Direct-to-video ‘Bling’ is ringer on rental charts

November 27, 2002 by Thomas k. arnold

A strange thing is happening on the video rental charts. There, in the top 10, among such huge theatrical hits as Spider-Man, The Sum of All Fears and Divine Secrets of the Ya-Ya Sisterhood, is a virtually unknown action flick, Bling Bling, that never played in a movie theater. It came out on video Nov. 12 and in two weeks was No. 6 on Billboard’s list of top rentals.

Bling Bling – the title is slang for flashy jewelry, cars and other signs of new (often drug-related) wealth – tells the tale of a rap artist who has hit the big time only to discover that his record company is a front for drug running. Written, directed and produced by first-time New York filmmaker Mark Clayborne, the R­ rated film features unknown actors and was acquired for less than $500,000 by York Entertainment, a tiny Los Angeles­ based distributor that specializes in direct-to-video movies with urban appeal. To crack the top 10, a rental typically has to take in $2.5 million, a level reached only rarely by a direct­-to-video title.

“We’re very ex­cited,” says Tanya York, a veteran film producer who founded the com­pany in 1990. “We saw the potential in the film. We’ve proven that there is high demand for urban product – even on a straight-to-video level.

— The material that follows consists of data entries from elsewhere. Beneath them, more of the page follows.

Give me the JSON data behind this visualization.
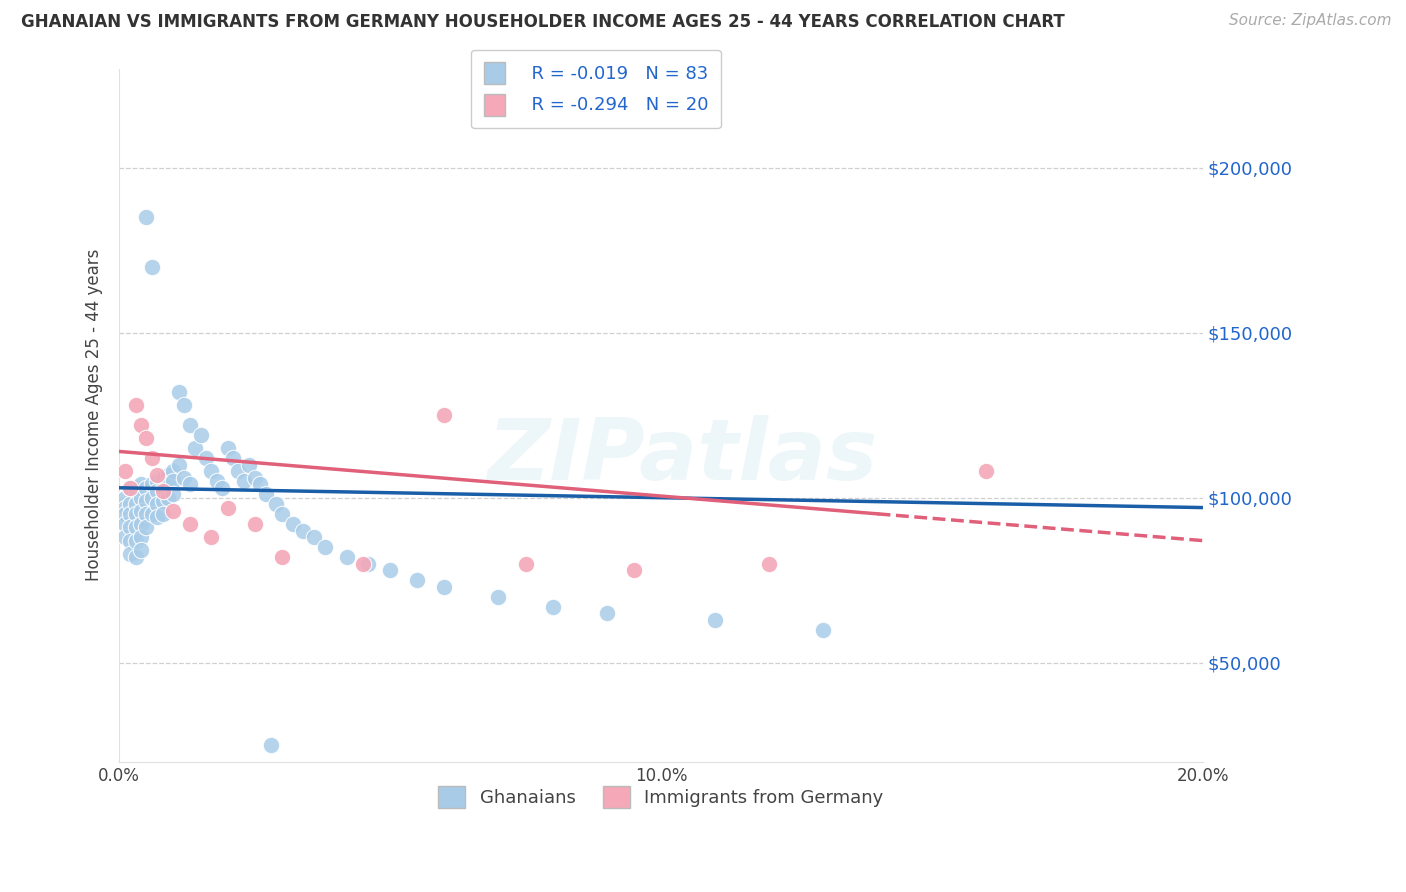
{
  "title": "GHANAIAN VS IMMIGRANTS FROM GERMANY HOUSEHOLDER INCOME AGES 25 - 44 YEARS CORRELATION CHART",
  "source": "Source: ZipAtlas.com",
  "ylabel": "Householder Income Ages 25 - 44 years",
  "xlim": [
    0.0,
    0.2
  ],
  "ylim": [
    20000,
    230000
  ],
  "yticks": [
    50000,
    100000,
    150000,
    200000
  ],
  "ytick_labels": [
    "$50,000",
    "$100,000",
    "$150,000",
    "$200,000"
  ],
  "xticks": [
    0.0,
    0.05,
    0.1,
    0.15,
    0.2
  ],
  "xtick_labels": [
    "0.0%",
    "",
    "10.0%",
    "",
    "20.0%"
  ],
  "ghanaian_R": -0.019,
  "ghanaian_N": 83,
  "germany_R": -0.294,
  "germany_N": 20,
  "ghanaian_color": "#a8cce8",
  "germany_color": "#f4a8b8",
  "trend_blue": "#1a5ea8",
  "trend_pink": "#e0607a",
  "watermark": "ZIPatlas",
  "legend_R1": "R = -0.019",
  "legend_N1": "N = 83",
  "legend_R2": "R = -0.294",
  "legend_N2": "N = 20",
  "label1": "Ghanaians",
  "label2": "Immigrants from Germany",
  "blue_trend_y0": 103000,
  "blue_trend_y1": 97000,
  "pink_trend_y0": 114000,
  "pink_trend_y1": 87000,
  "ghanaian_x": [
    0.001,
    0.001,
    0.001,
    0.001,
    0.001,
    0.002,
    0.002,
    0.002,
    0.002,
    0.002,
    0.002,
    0.003,
    0.003,
    0.003,
    0.003,
    0.003,
    0.003,
    0.004,
    0.004,
    0.004,
    0.004,
    0.004,
    0.004,
    0.005,
    0.005,
    0.005,
    0.005,
    0.005,
    0.006,
    0.006,
    0.006,
    0.006,
    0.007,
    0.007,
    0.007,
    0.007,
    0.008,
    0.008,
    0.008,
    0.008,
    0.009,
    0.009,
    0.009,
    0.01,
    0.01,
    0.01,
    0.011,
    0.011,
    0.012,
    0.012,
    0.013,
    0.013,
    0.014,
    0.015,
    0.016,
    0.017,
    0.018,
    0.019,
    0.02,
    0.021,
    0.022,
    0.023,
    0.024,
    0.025,
    0.026,
    0.027,
    0.028,
    0.029,
    0.03,
    0.032,
    0.034,
    0.036,
    0.038,
    0.042,
    0.046,
    0.05,
    0.055,
    0.06,
    0.07,
    0.08,
    0.09,
    0.11,
    0.13
  ],
  "ghanaian_y": [
    100000,
    97000,
    95000,
    92000,
    88000,
    103000,
    98000,
    95000,
    91000,
    87000,
    83000,
    102000,
    98000,
    95000,
    91000,
    87000,
    82000,
    104000,
    100000,
    96000,
    92000,
    88000,
    84000,
    185000,
    103000,
    99000,
    95000,
    91000,
    170000,
    104000,
    100000,
    95000,
    105000,
    102000,
    98000,
    94000,
    106000,
    103000,
    99000,
    95000,
    107000,
    104000,
    100000,
    108000,
    105000,
    101000,
    132000,
    110000,
    128000,
    106000,
    122000,
    104000,
    115000,
    119000,
    112000,
    108000,
    105000,
    103000,
    115000,
    112000,
    108000,
    105000,
    110000,
    106000,
    104000,
    101000,
    25000,
    98000,
    95000,
    92000,
    90000,
    88000,
    85000,
    82000,
    80000,
    78000,
    75000,
    73000,
    70000,
    67000,
    65000,
    63000,
    60000
  ],
  "germany_x": [
    0.001,
    0.002,
    0.003,
    0.004,
    0.005,
    0.006,
    0.007,
    0.008,
    0.01,
    0.013,
    0.017,
    0.02,
    0.025,
    0.03,
    0.045,
    0.06,
    0.075,
    0.095,
    0.12,
    0.16
  ],
  "germany_y": [
    108000,
    103000,
    128000,
    122000,
    118000,
    112000,
    107000,
    102000,
    96000,
    92000,
    88000,
    97000,
    92000,
    82000,
    80000,
    125000,
    80000,
    78000,
    80000,
    108000
  ]
}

York releases more than 50 films directly to video a year, including such titles as Bania Wars, Black Listed and Hood Angels. But York says the audience for her videos is broader than those labeled “urban” –  gener­ally black viewers.

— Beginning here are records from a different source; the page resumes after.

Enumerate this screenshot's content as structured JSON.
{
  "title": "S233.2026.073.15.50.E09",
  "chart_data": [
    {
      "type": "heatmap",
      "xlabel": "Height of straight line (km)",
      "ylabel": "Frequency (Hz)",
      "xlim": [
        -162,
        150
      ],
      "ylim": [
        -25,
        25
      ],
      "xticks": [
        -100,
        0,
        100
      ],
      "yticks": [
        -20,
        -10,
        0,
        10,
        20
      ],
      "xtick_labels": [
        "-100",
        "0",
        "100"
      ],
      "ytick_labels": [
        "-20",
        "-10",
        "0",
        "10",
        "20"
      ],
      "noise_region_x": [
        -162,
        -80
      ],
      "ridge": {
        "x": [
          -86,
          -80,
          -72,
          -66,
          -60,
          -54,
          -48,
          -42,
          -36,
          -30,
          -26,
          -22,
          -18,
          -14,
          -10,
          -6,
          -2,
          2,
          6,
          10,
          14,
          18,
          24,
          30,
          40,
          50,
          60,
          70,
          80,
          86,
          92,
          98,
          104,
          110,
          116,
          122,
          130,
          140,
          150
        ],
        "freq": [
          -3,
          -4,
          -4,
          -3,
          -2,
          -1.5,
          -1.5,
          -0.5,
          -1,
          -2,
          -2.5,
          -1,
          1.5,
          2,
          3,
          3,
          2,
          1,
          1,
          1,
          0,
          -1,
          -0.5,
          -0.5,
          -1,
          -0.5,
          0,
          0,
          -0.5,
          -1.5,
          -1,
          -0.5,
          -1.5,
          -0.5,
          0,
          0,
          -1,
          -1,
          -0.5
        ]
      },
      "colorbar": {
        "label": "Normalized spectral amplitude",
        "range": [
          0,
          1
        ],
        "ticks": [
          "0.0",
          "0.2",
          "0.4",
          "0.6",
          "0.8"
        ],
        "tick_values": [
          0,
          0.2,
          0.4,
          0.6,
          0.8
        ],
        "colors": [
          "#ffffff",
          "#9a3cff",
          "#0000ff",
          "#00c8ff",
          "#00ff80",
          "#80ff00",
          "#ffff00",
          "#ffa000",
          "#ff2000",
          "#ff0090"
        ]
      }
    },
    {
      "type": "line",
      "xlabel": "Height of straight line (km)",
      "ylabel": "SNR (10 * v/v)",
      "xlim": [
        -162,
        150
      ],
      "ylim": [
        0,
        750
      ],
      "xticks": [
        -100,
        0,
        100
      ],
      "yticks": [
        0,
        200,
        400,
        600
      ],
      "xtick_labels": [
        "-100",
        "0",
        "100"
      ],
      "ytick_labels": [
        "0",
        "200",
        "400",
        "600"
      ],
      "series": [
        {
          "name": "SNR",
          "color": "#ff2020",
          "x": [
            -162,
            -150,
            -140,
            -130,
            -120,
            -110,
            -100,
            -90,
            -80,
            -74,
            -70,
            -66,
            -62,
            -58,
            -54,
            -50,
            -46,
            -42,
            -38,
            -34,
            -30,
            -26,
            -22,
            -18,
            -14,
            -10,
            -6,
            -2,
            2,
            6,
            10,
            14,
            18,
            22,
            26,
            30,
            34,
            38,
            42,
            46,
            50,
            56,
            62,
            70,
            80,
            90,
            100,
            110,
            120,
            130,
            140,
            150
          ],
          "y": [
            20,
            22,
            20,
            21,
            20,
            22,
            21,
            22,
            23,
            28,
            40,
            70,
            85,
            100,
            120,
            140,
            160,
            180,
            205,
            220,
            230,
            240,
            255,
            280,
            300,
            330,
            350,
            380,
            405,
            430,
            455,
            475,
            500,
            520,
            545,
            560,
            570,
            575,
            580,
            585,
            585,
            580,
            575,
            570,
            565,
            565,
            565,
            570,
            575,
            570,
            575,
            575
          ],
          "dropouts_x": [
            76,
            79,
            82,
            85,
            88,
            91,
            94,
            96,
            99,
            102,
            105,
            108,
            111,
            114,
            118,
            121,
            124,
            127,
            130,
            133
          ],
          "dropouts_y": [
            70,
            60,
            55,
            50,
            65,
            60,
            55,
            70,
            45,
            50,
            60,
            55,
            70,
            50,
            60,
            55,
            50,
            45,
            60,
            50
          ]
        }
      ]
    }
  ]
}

“It’s really a generational thing, the young people, the MTV crowd,” York says. “They like fast-paced ac­tion and comedies.” It’s the same broad audience that made hits out of more mainstream films such as The Fast and the Furious, Barbershop and the Friday series.

Urban videos are not an automatic money ma­chine, however. Retailer Halsey Blake-Scott, the own­er of Beyond Video/Sneak Reviews in Charlottesville, Va., says it’s a hit-and-miss genre. “Some of it has been a veritable cash cow, and others I can’t give away,” he says. “But I do continue to regularly buy product with urban appeal. My store is in a highly varied area, de­mographically speaking.”

Lots of other retailers apparently feel the same way, because York is just one of a growing number of video suppliers that focus on urban product. Other compa­nies include MTI, UrbanWorks and Xenon Entertain­ment, which claims to be the granddaddy of them all. Wal-Mart, Blockbuster Video, Best Buy, Target, Kmart and Sam’s Club have begun stocking Xenon titles, which include the documentaries Welcome to Death Row and Tupac Shakur: Before I Wake.

“Numerous studies have suggested  that the black consumer buys movie tickets and rents videos in greater numbers than their white counterparts,” says Leigh Savidge, a former standup comedian who start­ed Xenon. “So the success of the ‘urban’ genre has been rooted in practical economics.”

Xenon’s next big push will be toward the growing Latino market; the company has a three-year deal with Grupo Televisa,  the largest producer and dis­tributor of Spanish-language programming in the world, and Xenon is aiming for at least 40 releases in the first year.

“There are always going to be people who feel that what they want to see is not being represented in the marketplace and don’t understand why the studios aren’t making certain kinds of films,” Savidge says. “The major studios always make a value judgment on the extent of a proposed film’s audience and then crunch the numbers to determine what their comfort zone is. As a result, there are many ethnic films that don’t get made because the size of the budgets ex­ceed studio appetites.”